One of President Obama's secret weapons in the 2012 election was a more sophisticated suite of digital tools for identifying and mobilizing voters. Thanks to digital infrastructure built in the months before the election, Obama's foot soldiers knew exactly who to target and how. In contrast, the Romney campaign's digital infrastructure collapsed under pressure on election day.
Liberal activists laying the groundwork for the 2014 and 2016 elections hope to preserve their technological edge in those elections. But they say that over the long term, their real strength lies in meatspace — in the army of technically savvy progressives and an assembly line that constantly churns out new talent.
Liberals gathered this weekend at RootsCamp, an annual Washington confab on digital strategy. And they were keenly aware that without the people to build the models and run the tests, 2012 might well have stalled. More importantly, these organizers believe, the left cultivates a network of non-profits that functions both as a training ground for people and a proving ground for new online techniques.
One conservative was invited to speak at RootsCamp, and he said that convincing the right to devote more attention to human resources has been a struggle.

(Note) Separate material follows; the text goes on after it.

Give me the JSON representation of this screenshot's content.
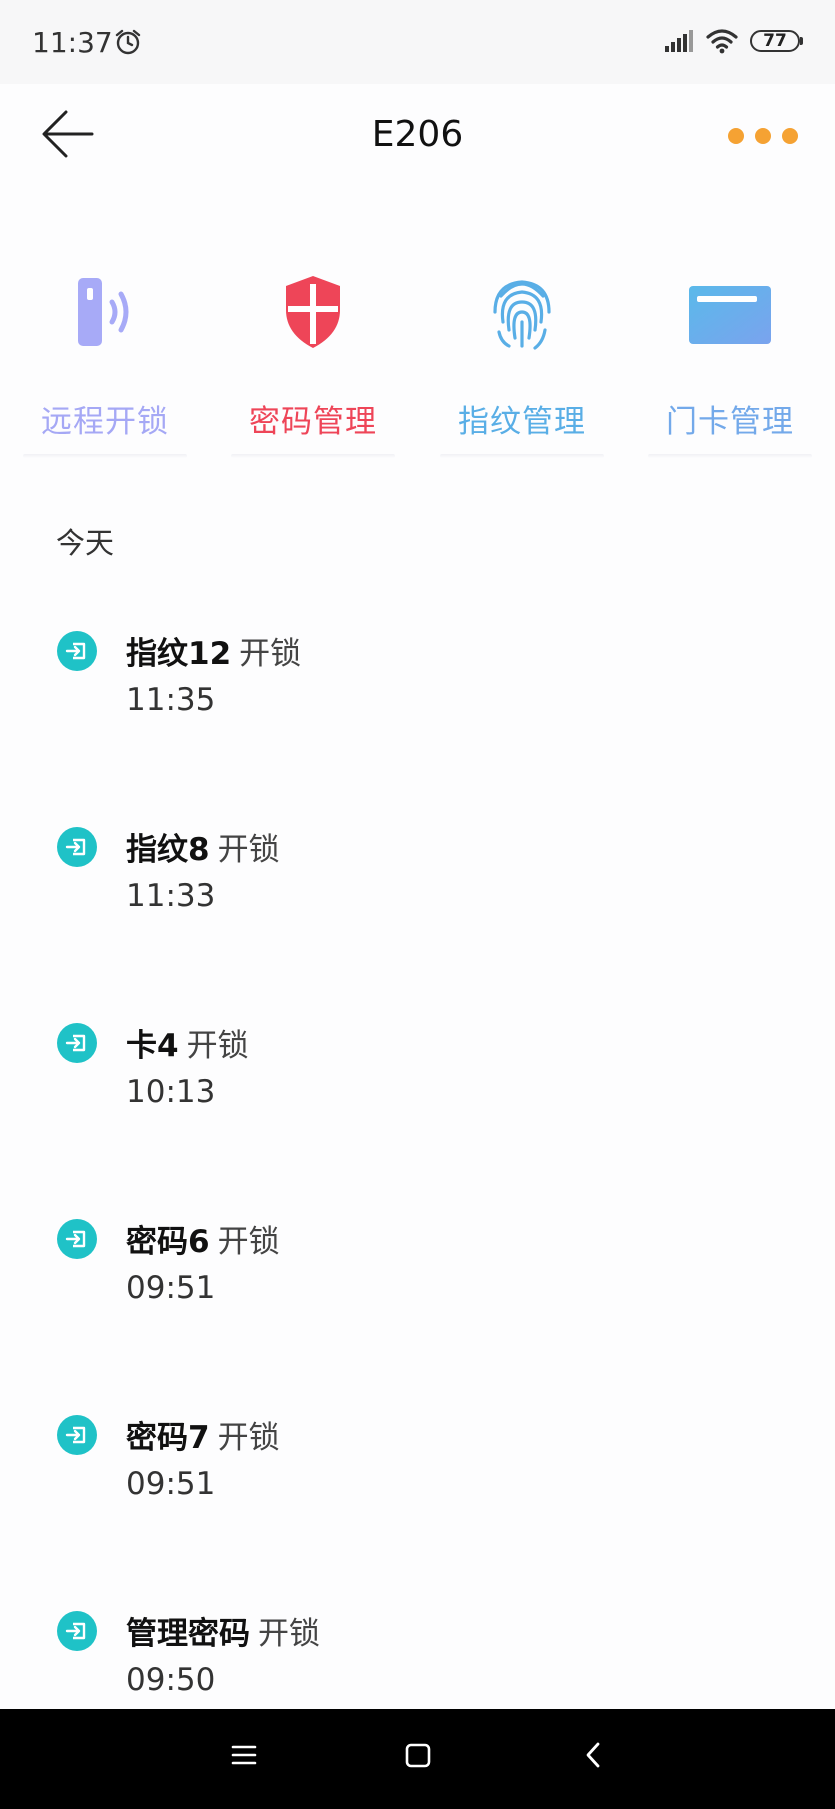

"I've been trying to burst that bubble pretty aggressively," said Patrick Ruffini, the former digital organizer for the Republican National Committee, before an audience of progressives. "In terms of dramatizing it for our side, there are four times as many people on your side doing this stuff."
Republicans have poured vast resources into building a one-stop shop for data. Ahead of the recent governor's race in Virginia, RNC political director Chris McNulty boasted to supporters that the party had amassed "twice as many data points" on the electorate compared to the same point in 2012.

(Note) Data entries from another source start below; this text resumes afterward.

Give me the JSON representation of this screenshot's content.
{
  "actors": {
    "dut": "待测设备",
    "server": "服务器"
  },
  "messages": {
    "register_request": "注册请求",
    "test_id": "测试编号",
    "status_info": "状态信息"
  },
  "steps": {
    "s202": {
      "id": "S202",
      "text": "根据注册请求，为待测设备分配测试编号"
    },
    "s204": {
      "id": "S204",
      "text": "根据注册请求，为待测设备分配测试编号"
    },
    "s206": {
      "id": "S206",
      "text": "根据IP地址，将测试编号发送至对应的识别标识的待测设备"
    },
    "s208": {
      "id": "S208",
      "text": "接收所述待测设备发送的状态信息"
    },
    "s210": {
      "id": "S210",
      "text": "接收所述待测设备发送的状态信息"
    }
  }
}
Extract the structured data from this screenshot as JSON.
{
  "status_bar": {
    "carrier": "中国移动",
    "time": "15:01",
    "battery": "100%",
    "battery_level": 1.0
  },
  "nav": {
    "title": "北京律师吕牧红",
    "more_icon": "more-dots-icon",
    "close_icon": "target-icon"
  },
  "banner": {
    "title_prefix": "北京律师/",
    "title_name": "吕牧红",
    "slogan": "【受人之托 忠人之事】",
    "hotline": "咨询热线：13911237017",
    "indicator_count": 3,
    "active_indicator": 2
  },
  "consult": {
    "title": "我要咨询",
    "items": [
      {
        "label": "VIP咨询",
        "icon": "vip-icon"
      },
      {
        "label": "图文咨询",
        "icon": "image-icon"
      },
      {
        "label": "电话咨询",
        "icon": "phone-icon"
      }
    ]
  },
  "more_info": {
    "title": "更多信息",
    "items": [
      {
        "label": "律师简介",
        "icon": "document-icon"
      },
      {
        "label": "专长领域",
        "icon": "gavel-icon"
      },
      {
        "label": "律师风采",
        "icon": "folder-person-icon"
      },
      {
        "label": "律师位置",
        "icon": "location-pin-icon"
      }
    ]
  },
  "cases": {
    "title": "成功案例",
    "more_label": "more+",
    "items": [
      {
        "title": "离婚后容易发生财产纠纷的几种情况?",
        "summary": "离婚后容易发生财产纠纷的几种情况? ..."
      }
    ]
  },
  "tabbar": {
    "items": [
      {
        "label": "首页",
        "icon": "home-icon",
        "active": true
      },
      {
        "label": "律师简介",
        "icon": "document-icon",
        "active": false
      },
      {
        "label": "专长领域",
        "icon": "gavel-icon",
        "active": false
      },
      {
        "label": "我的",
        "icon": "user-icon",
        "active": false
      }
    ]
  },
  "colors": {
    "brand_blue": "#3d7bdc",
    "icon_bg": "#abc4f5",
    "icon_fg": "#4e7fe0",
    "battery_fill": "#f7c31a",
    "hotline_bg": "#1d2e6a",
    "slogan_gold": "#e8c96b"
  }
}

But if technology is becoming a crucial component of campaigning, Republicans still lack a coherent way to make it really useful. Partly, it's an issue of not being able to get rid of people who aren't on board, said Ruffini. And it's partly that the pipeline for talent is still immature. (For a more detailed conservative self-diagnosis, this Twitter thread explains a lot.)
That's not to say it doesn't exist. The Leadership Institute (LI) is a right-leaning organization that says it's trained 137,000 conservatives since its inception in 1979. It offers periodic courses in social media, grassroots campaigning and fundraising. But given that Internet organizing is still relatively new, it's likely that only a fraction of those that LI has trained actually boast the digital skills that made Obama for America so effective.
LI's own materials acknowledge the right's weakness on training:
While many liberal organizations exist to increase the involvement of liberal activists, few similar organizations exist to serve conservatives. Because conservatism tends to focus on the power of ideas, most conservative organizations are think tanks that focus on policy or legislation. The left excels at organizing and mobilizing large numbers of people — activating them in the public policy process. While philosophy is very important, the lack of widespread, active conservative participation is one of America's greatest practical weaknesses.
Even if Republicans stand up an effective set of tools to leverage data and analytics in the next go-around, liberals say the right's shortage of capable organizers will help Democrats maintain their technological edge.
"They can come and learn about our new models at RootsCamp," said Evan Sutton, whose outfit, the New Organizing Institute, convened the conference. "But until they have a distributed network of people at campaigns across the country that can implement the learning, they're going to continue to be behind."